Retrieve the last 12 months of precipitation data and plot the results¶
In [12]:
# Calculate the date 1 year ago from the last data point in the database
last_date = session.query(Measurement.date).order_by(Measurement.date.desc()).first()[0]
one_year_ago = str(int(last_date[0:4]) - 1) + last_date[4:8] + str(int(last_date[8:10]) + 1)
# Perform a query to retrieve the data and precipitation scores
prcp_last_12_months = session.query(Measurement.date, Measurement.prcp)\
.order_by(Measurement.date.desc())\
.filter(func.strftime("%Y-%m-%d", Measurement.date) >= one_year_ago)\
.all()
# Save the query results as a Pandas DataFrame and set the index to the date column
prcp_df = pd.DataFrame(prcp_last_12_months).set_index("date")
# Sort the dataframe by date
prcp_df.fillna(value=0, inplace=True)
prcp_df.sort_values("date", ascending=True, inplace=True)
highs_per_day_df = prcp_df.groupby(["date"]).max()
In [13]:
# Plot the data
highs_per_day_df["prcp"].plot(kind="bar", figsize=(16,11), use_index=False, grid=False, legend=True)
plt.title("Max Precipitation Per Day (2016/08/23 - 2017/08/24)")
plt.xlabel("Date")
plt.show()
In [14]:
# Calcualte the summary statistics for the precipitation data
prcp_df.describe()
Out[14]:
prcp | |
---|---|
count | 2223.000000 |
mean | 0.159951 |
std | 0.441220 |
min | 0.000000 |
25% | 0.000000 |
50% | 0.010000 |
75% | 0.110000 |
max | 6.700000 |
In [15]:
# Shows how many stations are available in this dataset
station_count = session.query(func.count(Station.station)).all()
station_count
Out[15]:
[(9)]
What are the most active stations?¶
In [16]:
# List the stations and the counts in descending order.

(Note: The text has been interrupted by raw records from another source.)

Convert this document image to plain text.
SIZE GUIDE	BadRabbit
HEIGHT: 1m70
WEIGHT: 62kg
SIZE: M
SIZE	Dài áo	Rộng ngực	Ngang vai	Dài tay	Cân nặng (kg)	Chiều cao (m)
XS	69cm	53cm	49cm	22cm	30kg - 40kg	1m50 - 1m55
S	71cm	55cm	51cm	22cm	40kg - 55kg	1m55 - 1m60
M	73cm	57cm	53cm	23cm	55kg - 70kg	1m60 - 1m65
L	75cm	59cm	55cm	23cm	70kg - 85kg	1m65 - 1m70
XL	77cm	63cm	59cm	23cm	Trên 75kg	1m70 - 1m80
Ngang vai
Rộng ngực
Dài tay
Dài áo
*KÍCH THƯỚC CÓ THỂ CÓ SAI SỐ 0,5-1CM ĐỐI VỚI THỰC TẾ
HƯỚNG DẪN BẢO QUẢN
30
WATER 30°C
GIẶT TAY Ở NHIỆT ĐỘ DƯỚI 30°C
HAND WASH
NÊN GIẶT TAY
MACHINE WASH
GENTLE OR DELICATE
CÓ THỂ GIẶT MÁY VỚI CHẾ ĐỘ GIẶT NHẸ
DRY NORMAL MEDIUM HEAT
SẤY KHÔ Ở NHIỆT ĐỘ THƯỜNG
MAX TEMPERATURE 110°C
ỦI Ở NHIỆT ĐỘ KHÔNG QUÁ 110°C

station_activity = session.query(Measurement.station, func.count(Measurement.station))\
.group_by(Measurement.station)\
.order_by(func.count(Measurement.station).desc())\
.all()
station_activity
Out[16]:
[('USC00519281', 2772), ('USC00519397', 2724), ('USC00513117', 2709), ('USC00519523', 2669), ('USC00516128', 2612), ('USC00514830', 2202), ('USC00511918', 1979), ('USC00517948', 1372), ('USC00518838', 511)]
Using the station id from the previous query, calculate the lowest temperature recorded, highest temperature recorded, and average temperature most active station?¶
In [17]:
top_station_stats = session.query(func.min(Measurement.tobs)

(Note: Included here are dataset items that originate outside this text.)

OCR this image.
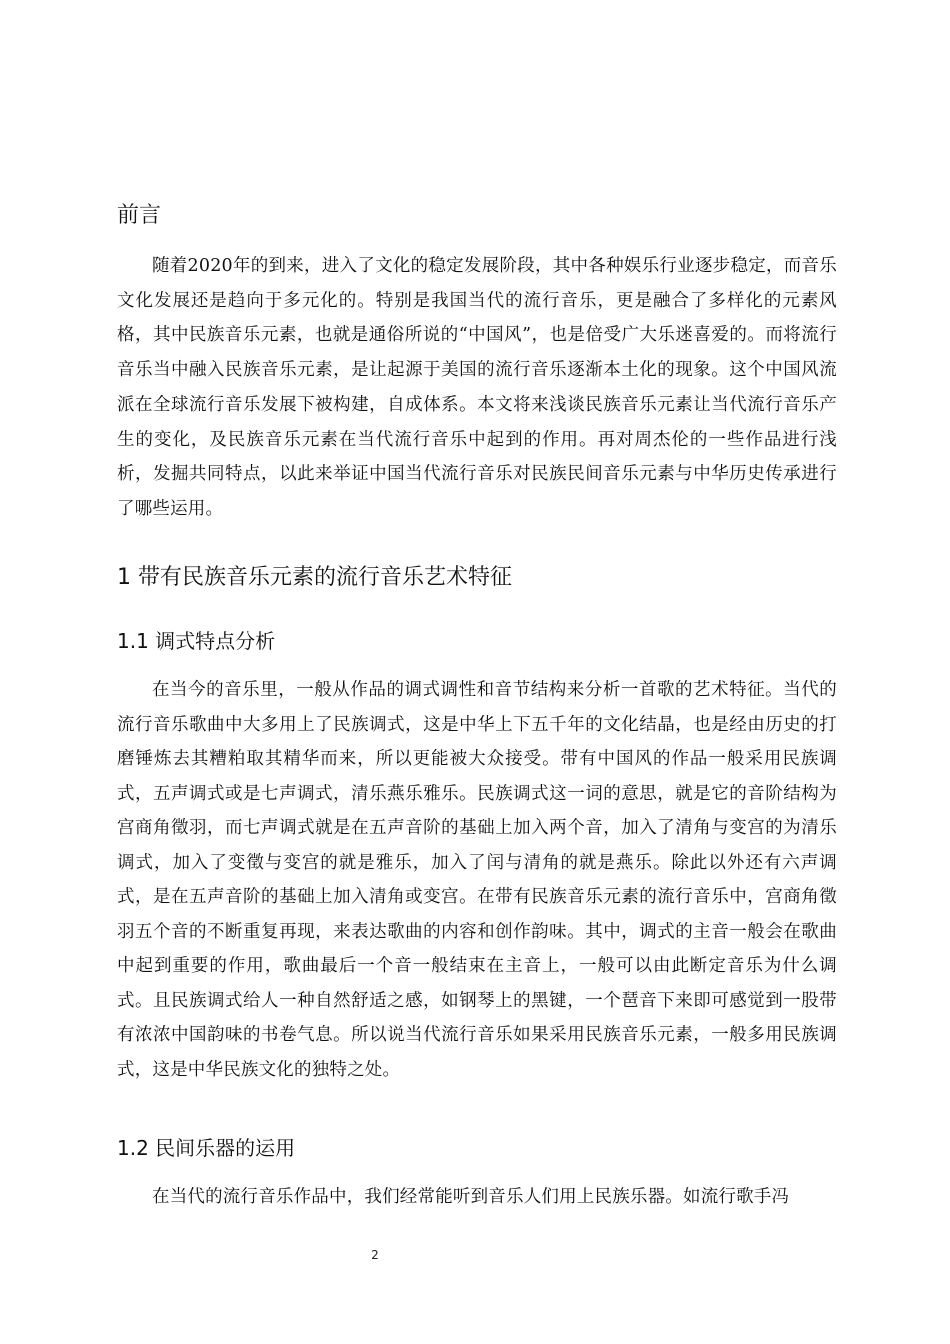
前言

随着2020年的到来，进入了文化的稳定发展阶段，其中各种娱乐行业逐步稳定，而音乐文化发展还是趋向于多元化的。特别是我国当代的流行音乐，更是融合了多样化的元素风格，其中民族音乐元素，也就是通俗所说的“中国风”，也是倍受广大乐迷喜爱的。而将流行音乐当中融入民族音乐元素，是让起源于美国的流行音乐逐渐本土化的现象。这个中国风流派在全球流行音乐发展下被构建，自成体系。本文将来浅谈民族音乐元素让当代流行音乐产生的变化，及民族音乐元素在当代流行音乐中起到的作用。再对周杰伦的一些作品进行浅析，发掘共同特点，以此来举证中国当代流行音乐对民族民间音乐元素与中华历史传承进行了哪些运用。

1 带有民族音乐元素的流行音乐艺术特征
1.1 调式特点分析

在当今的音乐里，一般从作品的调式调性和音节结构来分析一首歌的艺术特征。当代的流行音乐歌曲中大多用上了民族调式，这是中华上下五千年的文化结晶，也是经由历史的打磨锤炼去其糟粕取其精华而来，所以更能被大众接受。带有中国风的作品一般采用民族调式，五声调式或是七声调式，清乐燕乐雅乐。民族调式这一词的意思，就是它的音阶结构为宫商角徵羽，而七声调式就是在五声音阶的基础上加入两个音，加入了清角与变宫的为清乐调式，加入了变徵与变宫的就是雅乐，加入了闰与清角的就是燕乐。除此以外还有六声调式，是在五声音阶的基础上加入清角或变宫。在带有民族音乐元素的流行音乐中，宫商角徵羽五个音的不断重复再现，来表达歌曲的内容和创作韵味。其中，调式的主音一般会在歌曲中起到重要的作用，歌曲最后一个音一般结束在主音上，一般可以由此断定音乐为什么调式。且民族调式给人一种自然舒适之感，如钢琴上的黑键，一个琶音下来即可感觉到一股带有浓浓中国韵味的书卷气息。所以说当代流行音乐如果采用民族音乐元素，一般多用民族调式，这是中华民族文化的独特之处。

1.2 民间乐器的运用

在当代的流行音乐作品中，我们经常能听到音乐人们用上民族乐器。如流行歌手冯

2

, func.max(Measurement.tobs)
, func.avg(Measurement.tobs))\
.filter(Measurement.station == station_activity[0][0])\
.all()
top_station_stats
Out[17]:
[(54.0, 85.0, 71.66378066378067)]
Choose the station with the highest number of temperature observations.¶
In [18]:
# The last 12 months of temperature observation data for this station and plot the results as a histogram
top_year = session.query(Measurement.station
, Measurement.date
, Measurement.tobs
, Measurement.prcp)\
.order_by(Measurement.date.asc())\
.filter(func.strftime("%Y-%m-%d", Measurement.date) >= one_year_ago)\
.filter(Measurement.station == station_activity[0][0])\
.all()
top_year_df = pd.DataFrame(top_year)#.set_index("date")

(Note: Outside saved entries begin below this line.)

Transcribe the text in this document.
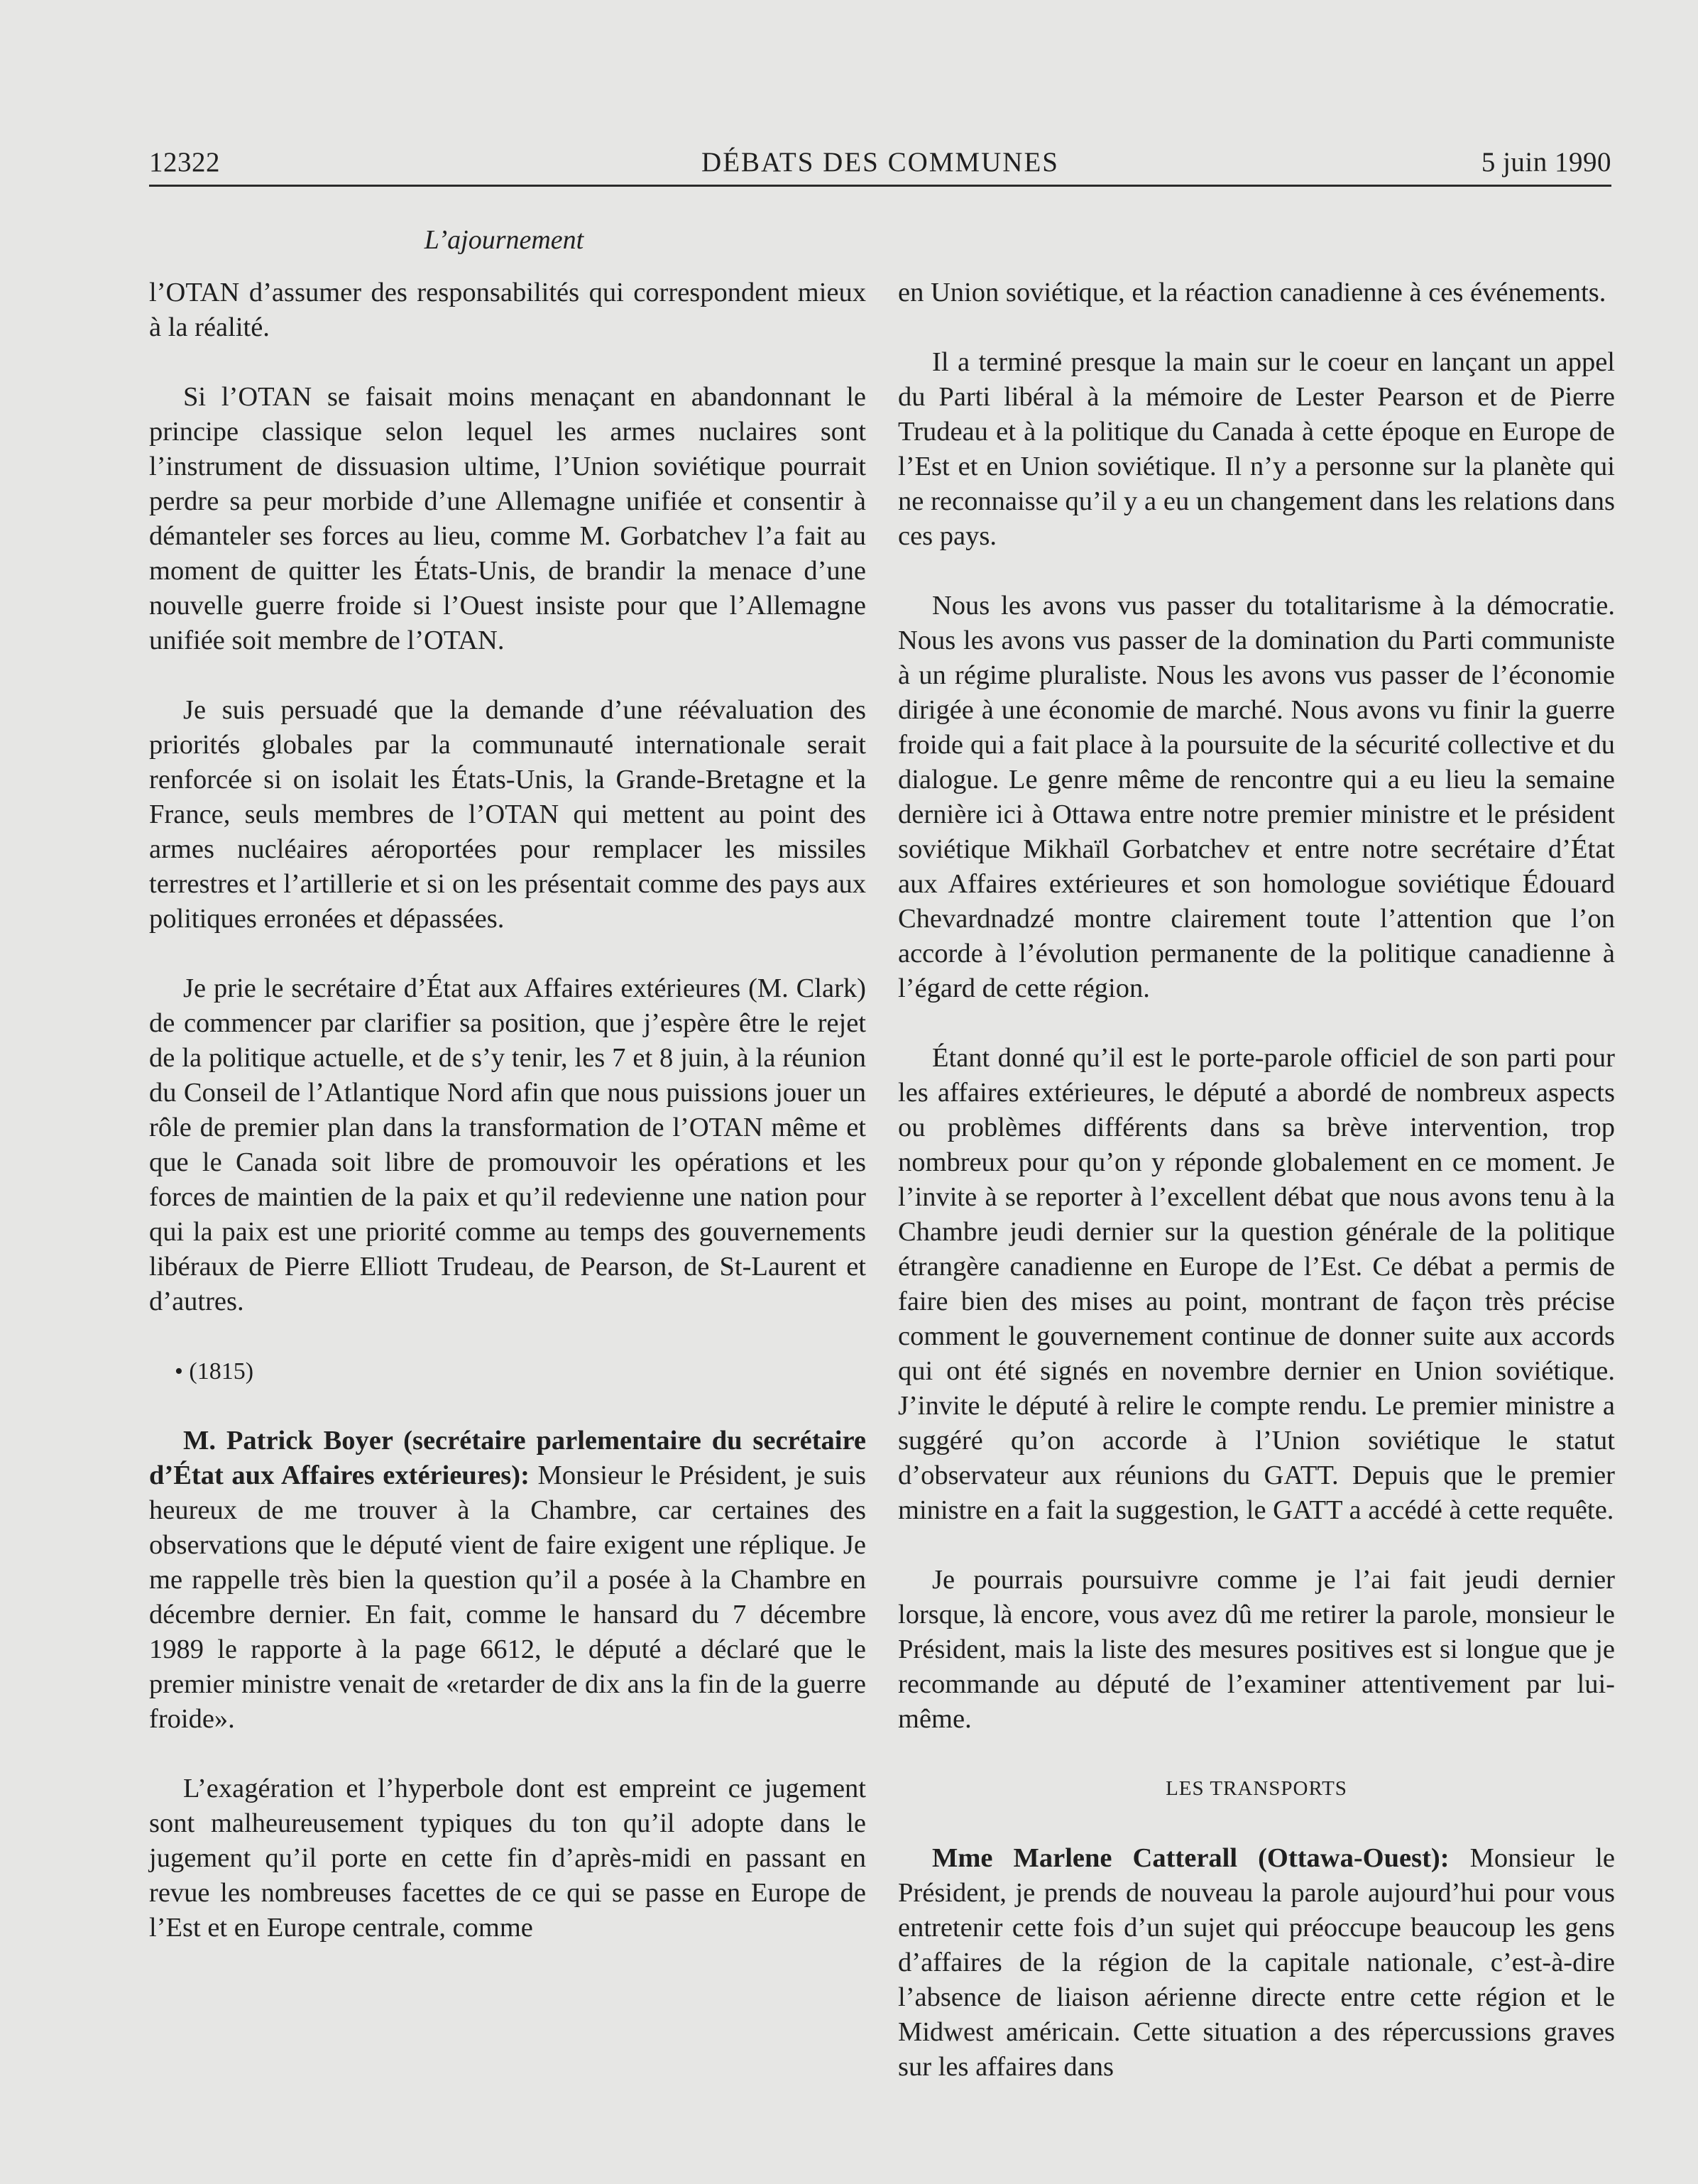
12322	DÉBATS DES COMMUNES	5 juin 1990
L’ajournement

l’OTAN d’assumer des responsabilités qui correspondent mieux à la réalité.

Si l’OTAN se faisait moins menaçant en abandonnant le principe classique selon lequel les armes nuclaires sont l’instrument de dissuasion ultime, l’Union soviétique pourrait perdre sa peur morbide d’une Allemagne unifiée et consentir à démanteler ses forces au lieu, comme M. Gorbatchev l’a fait au moment de quitter les États-Unis, de brandir la menace d’une nouvelle guerre froide si l’Ouest insiste pour que l’Allemagne unifiée soit membre de l’OTAN.

Je suis persuadé que la demande d’une réévaluation des priorités globales par la communauté internationale serait renforcée si on isolait les États-Unis, la Grande-Bretagne et la France, seuls membres de l’OTAN qui mettent au point des armes nucléaires aéroportées pour remplacer les missiles terrestres et l’artillerie et si on les présentait comme des pays aux politiques erronées et dépassées.

Je prie le secrétaire d’État aux Affaires extérieures (M. Clark) de commencer par clarifier sa position, que j’espère être le rejet de la politique actuelle, et de s’y tenir, les 7 et 8 juin, à la réunion du Conseil de l’Atlantique Nord afin que nous puissions jouer un rôle de premier plan dans la transformation de l’OTAN même et que le Canada soit libre de promouvoir les opérations et les forces de maintien de la paix et qu’il redevienne une nation pour qui la paix est une priorité comme au temps des gouvernements libéraux de Pierre Elliott Trudeau, de Pearson, de St-Laurent et d’autres.

• (1815)

M. Patrick Boyer (secrétaire parlementaire du secrétaire d’État aux Affaires extérieures): Monsieur le Président, je suis heureux de me trouver à la Chambre, car certaines des observations que le député vient de faire exigent une réplique. Je me rappelle très bien la question qu’il a posée à la Chambre en décembre dernier. En fait, comme le hansard du 7 décembre 1989 le rapporte à la page 6612, le député a déclaré que le premier ministre venait de «retarder de dix ans la fin de la guerre froide».

L’exagération et l’hyperbole dont est empreint ce jugement sont malheureusement typiques du ton qu’il adopte dans le jugement qu’il porte en cette fin d’après-midi en passant en revue les nombreuses facettes de ce qui se passe en Europe de l’Est et en Europe centrale, comme

en Union soviétique, et la réaction canadienne à ces événements.

Il a terminé presque la main sur le coeur en lançant un appel du Parti libéral à la mémoire de Lester Pearson et de Pierre Trudeau et à la politique du Canada à cette époque en Europe de l’Est et en Union soviétique. Il n’y a personne sur la planète qui ne reconnaisse qu’il y a eu un changement dans les relations dans ces pays.

Nous les avons vus passer du totalitarisme à la démocratie. Nous les avons vus passer de la domination du Parti communiste à un régime pluraliste. Nous les avons vus passer de l’économie dirigée à une économie de marché. Nous avons vu finir la guerre froide qui a fait place à la poursuite de la sécurité collective et du dialogue. Le genre même de rencontre qui a eu lieu la semaine dernière ici à Ottawa entre notre premier ministre et le président soviétique Mikhaïl Gorbatchev et entre notre secrétaire d’État aux Affaires extérieures et son homologue soviétique Édouard Chevardnadzé montre clairement toute l’attention que l’on accorde à l’évolution permanente de la politique canadienne à l’égard de cette région.

Étant donné qu’il est le porte-parole officiel de son parti pour les affaires extérieures, le député a abordé de nombreux aspects ou problèmes différents dans sa brève intervention, trop nombreux pour qu’on y réponde globalement en ce moment. Je l’invite à se reporter à l’excellent débat que nous avons tenu à la Chambre jeudi dernier sur la question générale de la politique étrangère canadienne en Europe de l’Est. Ce débat a permis de faire bien des mises au point, montrant de façon très précise comment le gouvernement continue de donner suite aux accords qui ont été signés en novembre dernier en Union soviétique. J’invite le député à relire le compte rendu. Le premier ministre a suggéré qu’on accorde à l’Union soviétique le statut d’observateur aux réunions du GATT. Depuis que le premier ministre en a fait la suggestion, le GATT a accédé à cette requête.

Je pourrais poursuivre comme je l’ai fait jeudi dernier lorsque, là encore, vous avez dû me retirer la parole, monsieur le Président, mais la liste des mesures positives est si longue que je recommande au député de l’examiner attentivement par lui-même.

LES TRANSPORTS

Mme Marlene Catterall (Ottawa-Ouest): Monsieur le Président, je prends de nouveau la parole aujourd’hui pour vous entretenir cette fois d’un sujet qui préoccupe beaucoup les gens d’affaires de la région de la capitale nationale, c’est-à-dire l’absence de liaison aérienne directe entre cette région et le Midwest américain. Cette situation a des répercussions graves sur les affaires dans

top_tobs_df = top_year_df[["tobs"]]
plt.figure()
plt.rcParams['xtick.color'] = "black"
top_tobs_df.plot(kind="hist", figsize=(15,10), grid=False)
Out[18]:
<matplotlib.axes._subplots.AxesSubplot at 0x23494ccda58>
<Figure size 432x288 with 0 Axes>
In [19]:
# This function called `calc_temps` will accept start date and end date in the format '%Y-%m-%d'
# and return the minimum, average, and maximum temperatures for that range of dates
def calc_temps(start_date, end_date):
"""TMIN, TAVG, and TMAX for a list of dates.
Args:
start_date (string): A date string in the format %Y-%m-%d
end_date (string): A date string in the format %Y-%m-%d
Returns:
TMIN, TAVE, and TMAX
"""
return session.query(func.min(Measurement.tobs)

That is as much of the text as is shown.